Today I got Hard Reading:
Learning from Science Fiction (2016) by Tom Shippey in the mail. When it
first appeared on my Wish List it was going for $120; it has since come down to
about $50, which allowed me to finally order it. It is a collection of Shippey’s
essays on Science Fiction spanning over thirty years on the subject and
features his insights on a genre beyond his more well-known subjects of
Medieval Literature and the work of J. R. R. Tolkien. As the summation on
Amazon has it:
“The fifteen essays
collected in Hard Reading argue, first, that science fiction has its own
internal rhetoric, relying on devices such as neologism, dialogism, semantic
shifts, the use of unreliable narrators. It is a "high-information"

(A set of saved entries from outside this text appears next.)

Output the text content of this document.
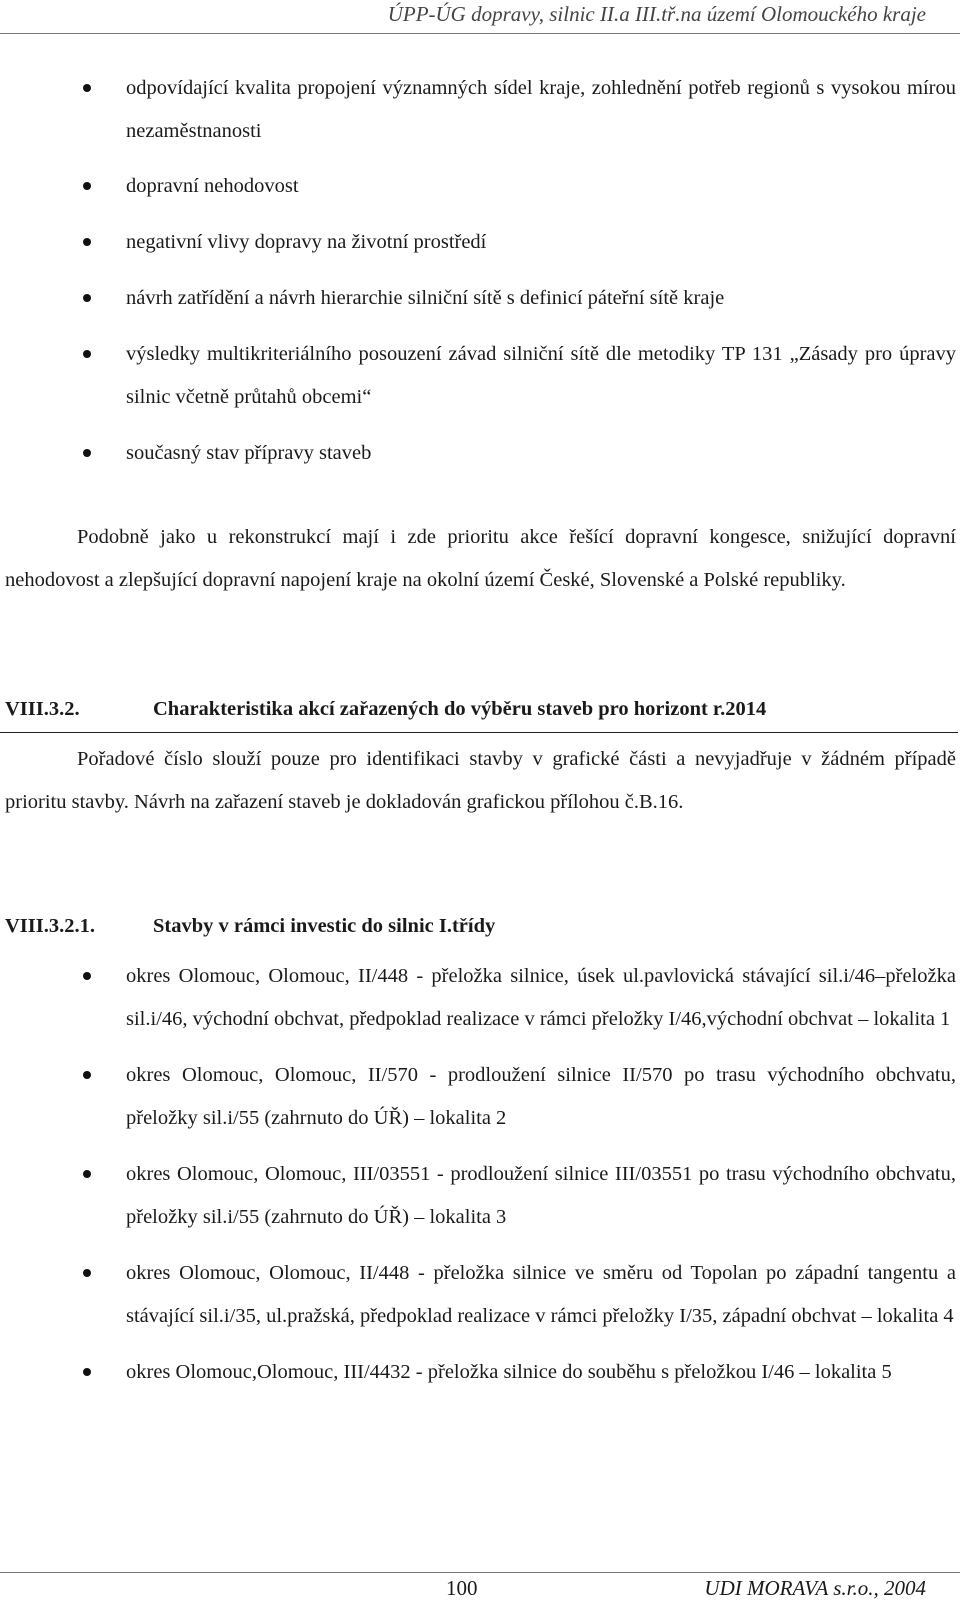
ÚPP-ÚG dopravy, silnic II.a III.tř.na území Olomouckého kraje
odpovídající kvalita propojení významných sídel kraje, zohlednění potřeb regionů s vysokou mírou nezaměstnanosti
dopravní nehodovost
negativní vlivy dopravy na životní prostředí
návrh zatřídění a návrh hierarchie silniční sítě s definicí páteřní sítě kraje
výsledky multikriteriálního posouzení závad silniční sítě dle metodiky TP 131 „Zásady pro úpravy silnic včetně průtahů obcemi“
současný stav přípravy staveb

Podobně jako u rekonstrukcí mají i zde prioritu akce řešící dopravní kongesce, snižující dopravní nehodovost a zlepšující dopravní napojení kraje na okolní území České, Slovenské a Polské republiky.

VIII.3.2.	Charakteristika akcí zařazených do výběru staveb pro horizont r.2014

Pořadové číslo slouží pouze pro identifikaci stavby v grafické části a nevyjadřuje v žádném případě prioritu stavby. Návrh na zařazení staveb je dokladován grafickou přílohou č.B.16.

VIII.3.2.1.	Stavby v rámci investic do silnic I.třídy
okres Olomouc, Olomouc, II/448 - přeložka silnice, úsek ul.pavlovická stávající sil.i/46–přeložka sil.i/46, východní obchvat, předpoklad realizace v rámci přeložky I/46,východní obchvat – lokalita 1
okres Olomouc, Olomouc, II/570 - prodloužení silnice II/570 po trasu východního obchvatu, přeložky sil.i/55 (zahrnuto do ÚŘ) – lokalita 2
okres Olomouc, Olomouc, III/03551 - prodloužení silnice III/03551 po trasu východního obchvatu, přeložky sil.i/55 (zahrnuto do ÚŘ) – lokalita 3
okres Olomouc, Olomouc, II/448 - přeložka silnice ve směru od Topolan po západní tangentu a stávající sil.i/35, ul.pražská, předpoklad realizace v rámci přeložky I/35, západní obchvat – lokalita 4
okres Olomouc,Olomouc, III/4432 - přeložka silnice do souběhu s přeložkou I/46 – lokalita 5
100	UDI MORAVA s.r.o., 2004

genre which does not follow the Flaubertian ideal of le mot juste, "the
right word", preferring le mot imprévisible, "the unpredictable
word". Both ideals shun the facilior lectio, the "easy reading",
but for different reasons and with different effects. The essays argue further
that science fiction derives much of its energy from engagement with vital
intellectual issues in the "soft sciences", especially history,
anthropology, the study of different cultures, with a strong bearing on
politics. Both the rhetoric and the issues deserve to be taken much more
seriously than they have been in academia, and in the wider world. Each essay
is further prefaced by an autobiographical introduction. These explain how the
essays came to be written and in what ways they (often) proved controversial.
They, and the autobiographical introduction to the whole book, create between
them a memoir of what it was like to be a committed fan, from teenage years,
and also an academic struggling to find a place, at a time when a declared
interest in science fiction and fantasy was the kiss of death for a career in
the humanities.” – Amazon.
While I obviously have not
had time to read much of it yet, my eye was drawn during a preliminary flip to
an essay on Ursula K. Le Guin and the first three books of Earthsea. I felt
compelled to read it, and found it to be so insightful and perceptive,
clarifying certain inchoate thoughts about the books that had been lurking on
the brink of my brain for years, that I cannot help but feel I am in for quite
an experience. Both about what I have read and about works that I have not read
yet, but which might be pointed out to me here.
The book is beautifully
bound, and the pages themselves of a dazzling whiteness that casts a bright
shadow down the line of binding between leaves. Why do I mention that? Just
because it seems an unusual circumstance to me.